Lobos, ovelhas, pombos e cobras

A beleza e sabedoria dos Evangelhos estão fundadas sobre a simplicidade do personagem neles biografado. Jesus de Nazaré, embora profundo conhecedor das letras e das leis religiosas do judaísmo, se utilizava de expressões e parábolas que pudessem levar o populacho a compreender o fulcro de suas mensagens, ou seja, o que é fundamental e principal para que pudessem levar a vida como a do Mestre, desvestida de glamour e pompa, mas com compreensão profunda da verdade que lhes era apresentada.

Jesus treinava seus discípulos falando a linguagem deles e usando figuras que lhes fossem do cotidiano, a partir de suas experiências, bem antes das teorias de Paulo Freire. Quando os preparava para lhes enviar ao mundo a divulgar o que haviam aprendido, o Mestre se utilizou de quatro animais de espécies diferentes entre si, para lhes advertir dos riscos da missão e de como agir para não caírem em mãos inimigas. Jesus comparou seus seguidores a ovelhas, pacíficas e sem nenhuma aptidão para a autodefesa, que eram enviados para o meio de lobos. Lobos são carnívoros, sabemos. Como forma de evitar – ou retardar –se tornarem presas daqueles canídios, Jesus os aconselhou a serem simples como as pombas e prudentes como as serpentes. As pombas são, dentre as aves, as mais reles e comuns, que não chamam atenção de caçadores nem de observadores de pássaros. Simplicidade para André Comte-Sponville, filósofo francês, “é a vida insignificante, a verdadeira vida”. As serpentes, por sua vez, deslizam cautelosa e disfarçadamente por entre as pedras e vegetação, entocam-se quando necessário, sabendo que suas cabeças estão sempre à prêmio e não é de bom alvitre expô-las às pedras e paus. A prudência não é medo nem covardia. É sabedoria.

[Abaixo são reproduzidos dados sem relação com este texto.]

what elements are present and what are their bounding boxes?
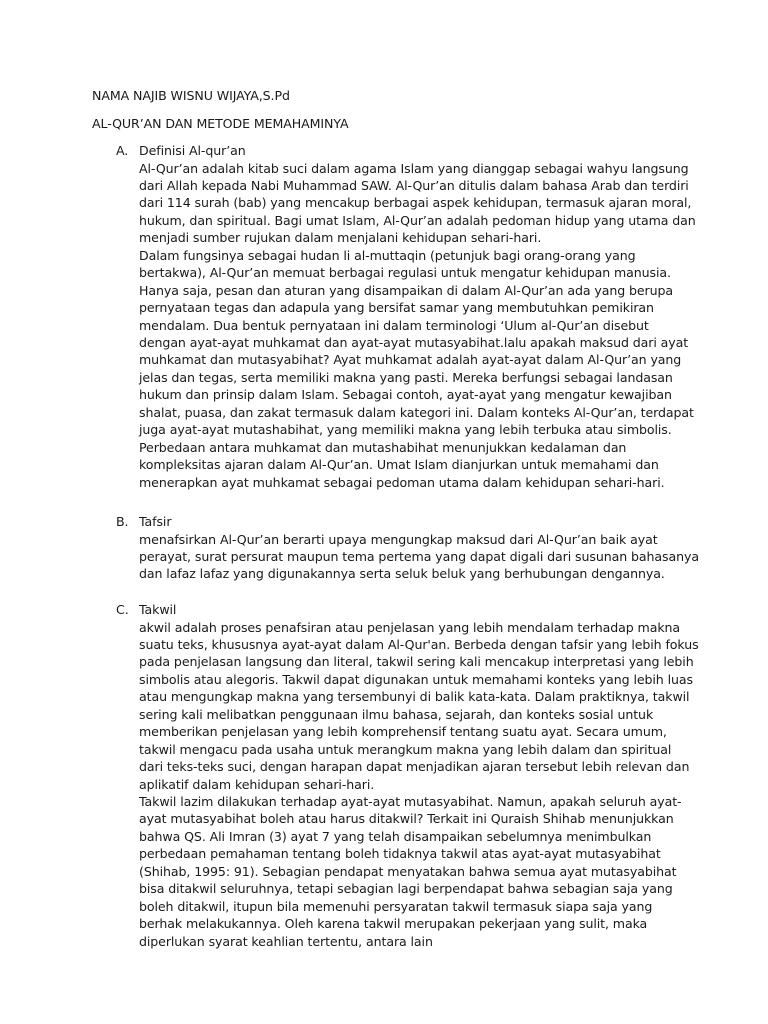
- section-b-paragraph-1: menafsirkan Al-Qur’an berarti upaya mengungkap maksud dari Al-Qur’an baik ayat perayat, surat persurat maupun tema pertema yang dapat digali dari susunan bahasanya dan lafaz lafaz yang digunakannya serta seluk beluk yang berhubungan dengannya.: [139, 531, 699, 582]
- section-b-letter: B.: [116, 514, 129, 529]
- section-c-body: [139, 619, 699, 951]
- document-title: AL-QUR’AN DAN METODE MEMAHAMINYA: [92, 116, 349, 131]
- section-a-letter: A.: [116, 143, 129, 158]
- section-a-body: [139, 160, 699, 492]
- section-c-paragraph-1: akwil adalah proses penafsiran atau penjelasan yang lebih mendalam terhadap makna suatu teks, khususnya ayat-ayat dalam Al-Qur'an. Berbeda dengan tafsir yang lebih fokus pada penjelasan langsung dan literal, takwil sering kali mencakup interpretasi yang lebih simbolis atau alegoris. Takwil dapat digunakan untuk memahami konteks yang lebih luas atau mengungkap makna yang tersembunyi di balik kata-kata. Dalam praktiknya, takwil sering kali melibatkan penggunaan ilmu bahasa, sejarah, dan konteks sosial untuk memberikan penjelasan yang lebih komprehensif tentang suatu ayat. Secara umum, takwil mengacu pada usaha untuk merangkum makna yang lebih dalam dan spiritual dari teks-teks suci, dengan harapan dapat menjadikan ajaran tersebut lebih relevan dan aplikatif dalam kehidupan sehari-hari.: [139, 619, 699, 792]
- section-c-heading: Takwil: [139, 602, 177, 617]
- section-b-heading: Tafsir: [139, 514, 172, 529]
- author-line: NAMA NAJIB WISNU WIJAYA,S.Pd: [92, 88, 290, 103]
- section-a-paragraph-1: Al-Qur’an adalah kitab suci dalam agama Islam yang dianggap sebagai wahyu langsung dari Allah kepada Nabi Muhammad SAW. Al-Qur’an ditulis dalam bahasa Arab dan terdiri dari 114 surah (bab) yang mencakup berbagai aspek kehidupan, termasuk ajaran moral, hukum, dan spiritual. Bagi umat Islam, Al-Qur’an adalah pedoman hidup yang utama dan menjadi sumber rujukan dalam menjalani kehidupan sehari-hari.: [139, 160, 696, 246]
- section-c-paragraph-2: Takwil lazim dilakukan terhadap ayat-ayat mutasyabihat. Namun, apakah seluruh ayat-ayat mutasyabihat boleh atau harus ditakwil? Terkait ini Quraish Shihab menunjukkan bahwa QS. Ali Imran (3) ayat 7 yang telah disampaikan sebelumnya menimbulkan perbedaan pemahaman tentang boleh tidaknya takwil atas ayat-ayat mutasyabihat (Shihab, 1995: 91). Sebagian pendapat menyatakan bahwa semua ayat mutasyabihat bisa ditakwil seluruhnya, tetapi sebagian lagi berpendapat bahwa sebagian saja yang boleh ditakwil, itupun bila memenuhi persyaratan takwil termasuk siapa saja yang berhak melakukannya. Oleh karena takwil merupakan pekerjaan yang sulit, maka diperlukan syarat keahlian tertentu, antara lain: [139, 794, 682, 949]
- section-c-letter: C.: [116, 602, 129, 617]
- section-a-heading: Definisi Al-qur’an: [139, 143, 246, 158]
- section-b-body: [139, 531, 699, 583]
- section-a-paragraph-2: Dalam fungsinya sebagai hudan li al-muttaqin (petunjuk bagi orang-orang yang bertakwa), Al-Qur’an memuat berbagai regulasi untuk mengatur kehidupan manusia. Hanya saja, pesan dan aturan yang disampaikan di dalam Al-Qur’an ada yang berupa pernyataan tegas dan adapula yang bersifat samar yang membutuhkan pemikiran mendalam. Dua bentuk pernyataan ini dalam terminologi ‘Ulum al-Qur’an disebut dengan ayat-ayat muhkamat dan ayat-ayat mutasyabihat.lalu apakah maksud dari ayat muhkamat dan mutasyabihat? Ayat muhkamat adalah ayat-ayat dalam Al-Qur’an yang jelas dan tegas, serta memiliki makna yang pasti. Mereka berfungsi sebagai landasan hukum dan prinsip dalam Islam. Sebagai contoh, ayat-ayat yang mengatur kewajiban shalat, puasa, dan zakat termasuk dalam kategori ini. Dalam konteks Al-Qur’an, terdapat juga ayat-ayat mutashabihat, yang memiliki makna yang lebih terbuka atau simbolis. Perbedaan antara muhkamat dan mutashabihat menunjukkan kedalaman dan kompleksitas ajaran dalam Al-Qur’an. Umat Islam dianjurkan untuk memahami dan menerapkan ayat muhkamat sebagai pedoman utama dalam kehidupan sehari-hari.: [139, 247, 694, 490]
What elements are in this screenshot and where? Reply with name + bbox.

Em nossas realidades, entretanto, não é difícil que esqueçamos as virtudes da sabedoria. Dá-se, às vezes, quando nos sentimos autossuficientes e prescindimos do aconselhamento de outros, mais experientes ou sábios. Foi o que aconteceu com a vereadora Camila Oliveira. De posições tão fortes quanto polêmicas – ou, polêmicas por fortes -, Camila se elegeu por defendê-las de modo aberto e sem autocensura, por saber, corretamente, que vivemos em um Estado Democrático de Direito, cuja Constituição prevê a liberdade de expressão e de opinião. Ao gravar vídeos em companhia de duas adolescentes nas dependências da Câmara e divulgá-los em rede social, com manifestações que possivelmente “segreguem, ofendam ou discriminem pensamentos políticos divergentes, sobretudo aquelas que rebaixem a condição feminina”, conforme nota pública do próprio partido Republicanos, ao qual a vereadora é filiada, Camila agiu sem nenhuma reflexão anterior, infringindo normas, leis e códigos. Aqui já não se trata da livre exposição de opinião e não há como justificar como “força de expressão”. O julgamento político ao qual se expôs, embora deva lhe proporcionar o amplo direito de defesa e do contraditório, não faz diferença entre dolo e culpa, o que lhe afasta de pena mais branda que a perda do mandato parlamentar.

Os vereadores que se manifestaram durante a sessão que decidiu pela admissibilidade do processo de cassação do mandato da vereadora, apressaram-se a discorrer sobre suas próprias virtudes e de como são insuspeitos observadores da ética e da moral. Se não são simples por não serem humildes, pelo menos são prudentes.

Camila não agiu como a pomba e nem como a serpente. Deixou-se levar pela gala dos pavões e não cogitou se manter discreta e protegida em seu habitat. Ao cometer o erro, expôs-se aos que têm paus e pedras sempre em mãos – todos nós – e isto pode lhe custar a carreira política.